In questo scenario l’Europa si presenta come un vaso di coccio, fragile e non in grado di competere adeguatamente con i colossi cinesi e USA, non possedendo né un apparato tecnologico, né un player digitale non solo sulla tecnologia 5G ma anche sui cavi sottomarini, dove transita il 99% di tutto il traffico internazionale voce e dati, oltre alla gestione dei cloud e alla cybersecurity.
Il controllo e il potenziamento delle infrastrutture diretta/indiretta delle ICT saranno sempre di più fondamentali in termini di sicurezza nazionale e protezione dei dati, tramite il potenziamento della capacità di archiviazione, elaborazione e trasmissione dati.
Agenzie specializzate nel settore stimano che a livello globale si potrebbero raggiungere i 750 miliardi di dollari di spesa per il 2020, per non parlare dell’area dei servizi e applicazioni, che potrebbe raggiungere un tasso di crescita medio annuo dell’11,1% fino al 2023.
Mai come in questo caso, nel panorama europeo degli attuali player di telecomunicazioni e non solo, il ruolo dell’Italia risulta essere marginale complici le operazioni di “privatizzazione” realizzate in funzione clientelare.
Una situazione quella italiana molto preoccupante, tenuto conto delle dichiarazioni perentorie rilasciate dalla Presidente della Commissione Ue Ursula von Der Leyen al forum di Davos: “La priorità dell’Europa è l’autonomia strategica e la sovranità digitale”.
Sulla stessa lunghezza d’onda le dichiarazioni del ministro delle finanze finlandese Katri Kulmuni che ha infatti affermato “... è necessario rendere il nostro continente meno vulnerabile e ridurre la dipendenza da quelle poche aziende che forniscono i sistemi informatici più adoperati anche in Europa”.
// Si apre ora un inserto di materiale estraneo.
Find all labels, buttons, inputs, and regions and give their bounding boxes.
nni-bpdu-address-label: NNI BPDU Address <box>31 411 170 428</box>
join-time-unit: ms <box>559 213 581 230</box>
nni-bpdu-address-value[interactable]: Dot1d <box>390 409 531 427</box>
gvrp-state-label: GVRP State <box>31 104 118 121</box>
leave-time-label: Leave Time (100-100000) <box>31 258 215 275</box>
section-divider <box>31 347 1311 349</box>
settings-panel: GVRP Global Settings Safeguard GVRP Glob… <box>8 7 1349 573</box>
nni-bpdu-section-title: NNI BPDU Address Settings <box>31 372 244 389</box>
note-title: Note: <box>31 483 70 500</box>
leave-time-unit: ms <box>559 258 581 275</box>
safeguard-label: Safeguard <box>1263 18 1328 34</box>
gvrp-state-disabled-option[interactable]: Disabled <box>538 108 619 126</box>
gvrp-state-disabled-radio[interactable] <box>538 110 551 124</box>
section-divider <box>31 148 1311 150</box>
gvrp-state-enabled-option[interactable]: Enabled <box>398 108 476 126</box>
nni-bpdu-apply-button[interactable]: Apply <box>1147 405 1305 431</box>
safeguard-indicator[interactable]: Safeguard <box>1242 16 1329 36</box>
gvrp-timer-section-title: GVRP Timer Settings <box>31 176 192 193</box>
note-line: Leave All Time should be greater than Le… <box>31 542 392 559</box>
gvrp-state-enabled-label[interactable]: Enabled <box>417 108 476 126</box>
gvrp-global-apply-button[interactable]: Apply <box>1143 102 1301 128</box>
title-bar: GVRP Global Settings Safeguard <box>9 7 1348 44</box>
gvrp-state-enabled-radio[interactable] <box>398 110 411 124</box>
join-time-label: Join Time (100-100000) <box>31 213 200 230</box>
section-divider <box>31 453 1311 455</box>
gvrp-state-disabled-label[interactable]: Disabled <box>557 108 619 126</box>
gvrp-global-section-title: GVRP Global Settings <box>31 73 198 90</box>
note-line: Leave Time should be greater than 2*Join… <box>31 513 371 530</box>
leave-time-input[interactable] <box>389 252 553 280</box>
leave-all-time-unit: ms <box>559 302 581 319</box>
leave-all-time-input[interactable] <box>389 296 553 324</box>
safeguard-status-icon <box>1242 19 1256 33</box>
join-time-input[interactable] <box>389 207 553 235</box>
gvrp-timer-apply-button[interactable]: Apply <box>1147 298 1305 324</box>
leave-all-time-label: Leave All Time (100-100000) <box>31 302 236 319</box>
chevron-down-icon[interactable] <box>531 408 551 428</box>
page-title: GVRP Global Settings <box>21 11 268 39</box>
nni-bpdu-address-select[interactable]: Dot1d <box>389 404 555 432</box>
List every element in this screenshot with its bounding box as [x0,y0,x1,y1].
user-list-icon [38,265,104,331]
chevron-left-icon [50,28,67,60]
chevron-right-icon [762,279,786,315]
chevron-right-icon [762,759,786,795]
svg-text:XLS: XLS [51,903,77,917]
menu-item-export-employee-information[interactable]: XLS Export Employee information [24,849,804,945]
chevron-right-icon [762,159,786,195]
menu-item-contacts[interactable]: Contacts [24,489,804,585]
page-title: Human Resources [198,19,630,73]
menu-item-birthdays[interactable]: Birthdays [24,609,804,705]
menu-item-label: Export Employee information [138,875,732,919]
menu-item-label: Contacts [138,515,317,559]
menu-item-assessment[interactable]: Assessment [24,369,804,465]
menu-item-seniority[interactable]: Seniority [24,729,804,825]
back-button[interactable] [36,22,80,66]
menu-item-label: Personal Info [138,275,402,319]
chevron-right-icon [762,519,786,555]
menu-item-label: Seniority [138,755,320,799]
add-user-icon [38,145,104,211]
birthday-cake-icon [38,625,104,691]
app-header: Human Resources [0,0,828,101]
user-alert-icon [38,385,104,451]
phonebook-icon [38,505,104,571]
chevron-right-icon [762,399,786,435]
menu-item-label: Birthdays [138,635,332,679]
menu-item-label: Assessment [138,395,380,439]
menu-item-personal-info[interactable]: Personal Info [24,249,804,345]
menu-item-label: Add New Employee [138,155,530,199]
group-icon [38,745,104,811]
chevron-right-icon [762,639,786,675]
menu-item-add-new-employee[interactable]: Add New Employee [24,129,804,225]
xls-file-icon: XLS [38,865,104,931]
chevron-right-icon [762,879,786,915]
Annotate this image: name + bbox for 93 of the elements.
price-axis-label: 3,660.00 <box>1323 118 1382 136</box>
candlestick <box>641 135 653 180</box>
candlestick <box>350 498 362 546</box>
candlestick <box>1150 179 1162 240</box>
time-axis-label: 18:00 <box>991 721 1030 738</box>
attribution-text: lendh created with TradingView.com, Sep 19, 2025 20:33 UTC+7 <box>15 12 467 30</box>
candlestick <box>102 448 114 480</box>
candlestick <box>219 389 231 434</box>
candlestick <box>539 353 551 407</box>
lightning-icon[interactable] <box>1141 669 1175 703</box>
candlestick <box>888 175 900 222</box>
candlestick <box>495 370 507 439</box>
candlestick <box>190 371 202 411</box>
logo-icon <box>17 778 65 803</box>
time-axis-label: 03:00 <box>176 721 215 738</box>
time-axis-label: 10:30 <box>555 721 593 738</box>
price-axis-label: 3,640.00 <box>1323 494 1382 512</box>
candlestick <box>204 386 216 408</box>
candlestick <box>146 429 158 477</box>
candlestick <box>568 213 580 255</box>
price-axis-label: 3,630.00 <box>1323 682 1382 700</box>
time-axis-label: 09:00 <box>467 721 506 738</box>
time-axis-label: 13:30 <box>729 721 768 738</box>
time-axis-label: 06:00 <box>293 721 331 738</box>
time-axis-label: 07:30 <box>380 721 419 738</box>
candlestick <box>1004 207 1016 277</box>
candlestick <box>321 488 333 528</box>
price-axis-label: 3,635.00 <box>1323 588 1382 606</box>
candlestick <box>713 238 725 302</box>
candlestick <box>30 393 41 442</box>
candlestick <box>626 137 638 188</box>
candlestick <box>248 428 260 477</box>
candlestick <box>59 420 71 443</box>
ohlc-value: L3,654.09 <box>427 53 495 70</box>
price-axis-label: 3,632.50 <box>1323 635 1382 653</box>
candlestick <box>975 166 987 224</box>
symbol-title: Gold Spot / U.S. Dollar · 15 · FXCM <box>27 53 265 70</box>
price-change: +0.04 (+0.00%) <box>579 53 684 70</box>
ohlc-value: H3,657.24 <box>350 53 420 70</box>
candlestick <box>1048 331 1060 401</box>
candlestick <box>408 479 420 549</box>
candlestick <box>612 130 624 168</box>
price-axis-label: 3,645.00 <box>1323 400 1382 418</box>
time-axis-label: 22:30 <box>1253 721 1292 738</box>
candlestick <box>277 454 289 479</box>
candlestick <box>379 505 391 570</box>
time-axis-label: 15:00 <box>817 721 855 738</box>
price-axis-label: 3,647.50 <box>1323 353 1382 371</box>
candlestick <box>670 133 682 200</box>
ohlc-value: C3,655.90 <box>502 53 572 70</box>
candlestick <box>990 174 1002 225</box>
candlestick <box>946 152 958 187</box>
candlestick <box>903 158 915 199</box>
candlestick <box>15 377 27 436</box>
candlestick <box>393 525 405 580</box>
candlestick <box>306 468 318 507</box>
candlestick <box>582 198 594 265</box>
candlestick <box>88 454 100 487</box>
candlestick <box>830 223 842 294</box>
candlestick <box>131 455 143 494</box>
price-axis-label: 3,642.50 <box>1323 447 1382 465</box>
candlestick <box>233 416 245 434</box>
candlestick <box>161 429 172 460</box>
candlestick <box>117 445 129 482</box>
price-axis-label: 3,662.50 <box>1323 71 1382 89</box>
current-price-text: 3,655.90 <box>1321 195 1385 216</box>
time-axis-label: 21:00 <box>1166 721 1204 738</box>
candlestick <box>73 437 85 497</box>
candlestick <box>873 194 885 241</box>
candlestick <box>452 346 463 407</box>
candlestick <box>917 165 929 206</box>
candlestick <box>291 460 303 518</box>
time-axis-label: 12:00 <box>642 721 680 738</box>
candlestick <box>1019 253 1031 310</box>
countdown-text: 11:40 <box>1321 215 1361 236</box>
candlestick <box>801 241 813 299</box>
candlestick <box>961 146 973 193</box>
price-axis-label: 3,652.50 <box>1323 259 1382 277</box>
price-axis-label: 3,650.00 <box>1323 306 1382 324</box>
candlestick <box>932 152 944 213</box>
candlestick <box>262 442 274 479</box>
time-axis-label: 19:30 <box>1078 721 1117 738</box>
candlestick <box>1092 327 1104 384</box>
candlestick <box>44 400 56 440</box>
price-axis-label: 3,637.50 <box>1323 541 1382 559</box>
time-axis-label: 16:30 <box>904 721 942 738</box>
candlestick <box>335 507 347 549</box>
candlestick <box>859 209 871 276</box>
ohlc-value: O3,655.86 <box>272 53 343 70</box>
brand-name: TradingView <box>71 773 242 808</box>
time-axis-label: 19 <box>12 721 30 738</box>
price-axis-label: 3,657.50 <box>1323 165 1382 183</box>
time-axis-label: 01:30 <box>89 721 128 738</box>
Punta all’autarchia informatica l’Unione Europea o, per lo meno, pensa che dovrebbe farlo: “Il rischio maggiore che dovremo affrontare in futuro” ha spiegato Kulmuni – “è la possibilità di interferenze nemiche tramite la gestione delle reti informatiche e dei dati. I concorrenti statunitensi e cinesi sono più avanti di noi”.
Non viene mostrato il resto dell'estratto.